Last night we decided to go out to celebrate Mrs. Notafoodie’s birthday. She had been craving some good Thai food, so obviously we headed to the only place in NYC to get that, Jackson Heights / Woodside. Sripraphai on 39th Avenue is THE BEST THAI FOOD IN ALL OF NEW YORK. Period. That fact is not open for debate. You can comment and disagree all you want, but you’re wasting your time with that nonsense at this site.
Our dinner was planned. My mouth was watering all day. My breakfast and lunch were chosen to optimize my pigging out on a whole Thai spicy snapper with a “spicy pork tender” appetizer. The babysitter was set, thanks to my sister. All that was left was the eatin’!

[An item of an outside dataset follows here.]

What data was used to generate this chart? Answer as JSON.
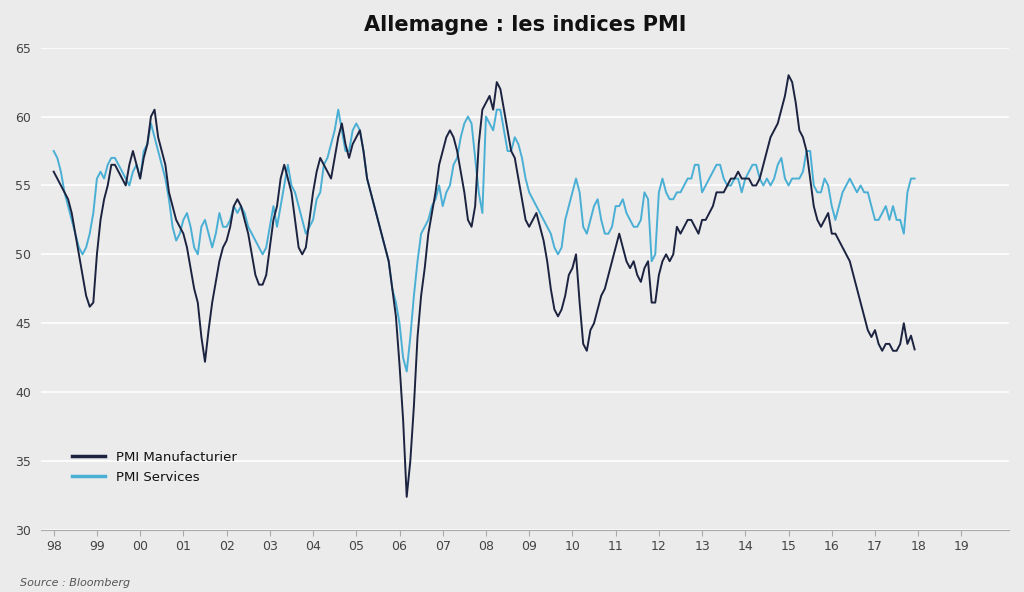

When we arrived on that dark corner that is usually packed with people waiting to be seated, we found out that Sripraphai is closed on Wednesdays. As one of hero’s would say: D’oh!
That’s when things got all “social media”. I used the FoodSpotting app to see if there was anything interesting around. Unfortunately 90% of the results that came up were photos of awesome Sripraphai dishes. The Internet was mocking me.
Thankfully, we were saved by the Yelp app. I found another Thai place just down the block called “Thailand’s Center Point” (weird name, right?) that boasted user reviews like:
“If Sripraphai is the place to get sophisticated/awesome Thai food with your friends on the weekend, Thailand’s Center Point is a place you come alone for a weekday for some comforting heart warming Thai food.”
“Still my favorite place for Thai food in Queens and it was just featured in the Village Voice as the Best of NYC!”
“If Sripraphai would fit in well with the local restaurant scene in Thailand, Thailand’s Center Point is the food you’d get in a Thai person’s home”
We were sold… and extremely hungry at this point.
Thailand’s Center Point is really a small Thai grocery. It has one side of the store separated and where 5 or 6 tables are set up. It’s a complete hole in the wall. As soon as you walk in you’re bombarded by a funky mix of smells. I couldn’t put my finger exactly on what it was, but it reminded me of a tiny Thai restaurant that I visited in Japan almost 10 years ago. It’s amazing how smells can take you to different places. TCP does not have a liquor license, but that didn’t stop the half a dozen or so thai-speaking old men from sharing a few sixers of Singha.We ordered a few different items and shared them all. You sort of got the feeling that the kitchen was smaller than most people’s NYC home kitchens and the dishes were being prepared one at a time. The Mrs. ordered a Tom Ka Gai that I sampled. The soup was really good, but the combination of me having a cold and the harshness of biting directly in to a spicy hot ginger root kept me choking for the next 5 minutes. The waitress came over to make sure that everything was OK. You could tell that she was extremely concerned that I didn’t like the soup. I assured her that I was just a stupid white guy that couldn’t handle his Asian spices.
We ordered pork larb, steamed dumplings, ginger chicken, and a “herb and spices” fried shrimp. Everything was excellent. The shrimp was actually on a specials board that was hidden in the back of the grocery store. I asked if that was one of today’s specials and the waitress said that it wasn’t and the board was just put to the side for storage. Then she said “we’ll make it for you anyway”. I love this place already. The shrimp had a nice slow burn that left an inferno in my mouth by the time the meal was over.
Great meal. I highly recommend it if you like Thai food and don’t care too much about the fact that you’re eating in a glorified bodega. I wish that we lived closer to the place because it would be the PERFECT take-out joint. Unfortunately, I think that in the future if I’ve made it all the way to 39th Avenue in Woodside, my money will most likely go to Sriprphai…. unless it’s a Wednesday.